L'Ukraine alerte sur un projet russe d'offensive terrestre vers la capitale

Des préparatifs militaires russes viseraient directement Kiev et Tchernihiv, selon des renseignements ukrainiens rendus publics ce 29 août. D’après ces informations, les chefs militaires russes auraient reçu l’ordre de leur hiérarchie politique de planifier de nouvelles attaques terrestres contre les deux villes, rapporte Politico.

Un renseignement encore sans confirmation sur le terrain

Pavlo Palisa, chef adjoint du bureau présidentiel ukrainien, a précisé aux journalistes qu’aucune preuve d’un rassemblement de troupes russes n’avait pour l’instant été constatée. Selon lui, la priorité de Kiev consiste désormais à empêcher la création de conditions permettant à la Russie de lancer ce type d’actions offensives. Ces informations, qualifiées de vérifiées par les services ukrainiens, interviennent alors que Moscou multiplie en parallèle les frappes de drones contre plusieurs villes du pays.

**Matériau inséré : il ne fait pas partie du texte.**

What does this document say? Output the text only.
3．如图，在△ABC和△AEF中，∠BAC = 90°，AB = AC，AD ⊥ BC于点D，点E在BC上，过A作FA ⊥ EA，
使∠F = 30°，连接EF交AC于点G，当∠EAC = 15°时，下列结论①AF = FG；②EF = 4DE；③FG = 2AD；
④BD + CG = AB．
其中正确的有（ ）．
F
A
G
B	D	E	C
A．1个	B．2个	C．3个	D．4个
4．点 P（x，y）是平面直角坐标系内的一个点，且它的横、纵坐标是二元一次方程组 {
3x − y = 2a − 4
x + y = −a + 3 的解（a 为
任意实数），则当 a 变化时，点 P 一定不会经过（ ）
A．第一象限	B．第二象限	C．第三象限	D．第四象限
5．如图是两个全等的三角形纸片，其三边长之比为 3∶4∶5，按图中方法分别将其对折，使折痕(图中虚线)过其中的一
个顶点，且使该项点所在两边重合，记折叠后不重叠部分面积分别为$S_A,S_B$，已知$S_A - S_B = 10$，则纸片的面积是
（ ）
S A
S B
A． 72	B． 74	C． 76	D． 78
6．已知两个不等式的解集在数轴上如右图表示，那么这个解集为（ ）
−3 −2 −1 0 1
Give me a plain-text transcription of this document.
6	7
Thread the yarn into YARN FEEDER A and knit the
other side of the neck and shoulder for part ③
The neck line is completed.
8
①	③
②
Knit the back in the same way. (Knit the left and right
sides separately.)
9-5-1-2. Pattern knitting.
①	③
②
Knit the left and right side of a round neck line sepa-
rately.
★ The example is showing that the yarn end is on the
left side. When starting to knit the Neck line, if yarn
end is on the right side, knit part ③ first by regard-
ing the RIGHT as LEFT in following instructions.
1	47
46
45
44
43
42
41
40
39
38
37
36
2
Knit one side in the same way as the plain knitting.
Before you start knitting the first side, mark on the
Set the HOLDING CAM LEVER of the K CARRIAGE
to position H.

(📲 Ne ratez aucune de nos news géopolitiques! Rejoignez 👉 LNT Inter sur WhatsApp !)

Un scénario déjà tenté en 2022

Cette annonce ravive le souvenir de la première phase de la guerre. Le 24 février 2022, l’armée russe avait engagé un assaut aéroporté sur l’aéroport d’Hostomel, aux portes de la capitale ukrainienne, avec l’objectif de renverser rapidement le pouvoir en place. Environ 150 000 soldats russes avaient alors été déployés sur l’ensemble du territoire ukrainien. Cette offensive s’était soldée par un échec militaire, contraignant les forces russes à se retirer de la région de Kiev fin mars et début avril 2022 pour concentrer leurs efforts sur l’est et le sud du pays. Tchernihiv, ville frontalière située à une centaine de kilomètres de la frontière biélorusse, avait elle aussi été assiégée durant cette période sans jamais tomber.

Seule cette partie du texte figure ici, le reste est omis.